Work Emails and Reasonable Expectations of Privacy - Is the Divide Ripening for the Supreme Court
As indicated by my prior posts, You've Got Email, But Is It Private At Work? and Is Einstein Reading Your Email for the Government?, the questions and arguments about privacy and email are heating up. A recent case in point covered by the ABA Journal in Martha Neal's article, Prosecutor’s E-Mail Sent to His Lawyer on a Work Account is Privileged, Court Says, presents an interesting case. Here Neal reports,
A federal prosecutor's e-mail to his own lawyer is privileged, even though he sent it from work on a government computer, a federal court has ruled.
As pointed out in the article, this is in contrast to similar cases and interpretations. A comparison of this case and the government's arguments reviewed in, Is Einstein Reading Your Email for the Government? shows how the divide in these matters is growing.

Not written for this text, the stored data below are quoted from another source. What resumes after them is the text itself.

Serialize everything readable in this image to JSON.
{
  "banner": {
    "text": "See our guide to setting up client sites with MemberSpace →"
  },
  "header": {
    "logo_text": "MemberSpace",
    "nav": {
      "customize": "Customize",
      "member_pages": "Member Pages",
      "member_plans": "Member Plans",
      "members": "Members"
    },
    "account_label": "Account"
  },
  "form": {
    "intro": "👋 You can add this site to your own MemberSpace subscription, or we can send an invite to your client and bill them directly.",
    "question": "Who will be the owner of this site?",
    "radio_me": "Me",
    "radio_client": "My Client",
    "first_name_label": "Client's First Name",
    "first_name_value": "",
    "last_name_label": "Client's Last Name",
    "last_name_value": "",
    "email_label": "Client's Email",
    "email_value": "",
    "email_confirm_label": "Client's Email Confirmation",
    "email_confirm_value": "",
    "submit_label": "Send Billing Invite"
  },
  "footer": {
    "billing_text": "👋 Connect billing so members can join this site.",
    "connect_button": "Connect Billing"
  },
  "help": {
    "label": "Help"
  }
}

Attorney-client privilege is a fiercely guarded area of privacy and this case may present the opportunity for the Supreme Court to reaffirm the attorney-client privilege in the the context of email and the information age. Of course, if taken up, how they go about this could have far wider implications for privacy rights and email communications. If heard, would they focus on the rule (reasonable expectation of privacy) or rather focus on the exceptions or privileges. If examined, will they look at the totality of the circumstances and thus leave the law to be advanced case-by-case as the circumstances come before courts or could they take a more holistic approach that offers guidance in this uncertain arena. Time will tell, but the issue seems to be ripening with each "send" button pressed.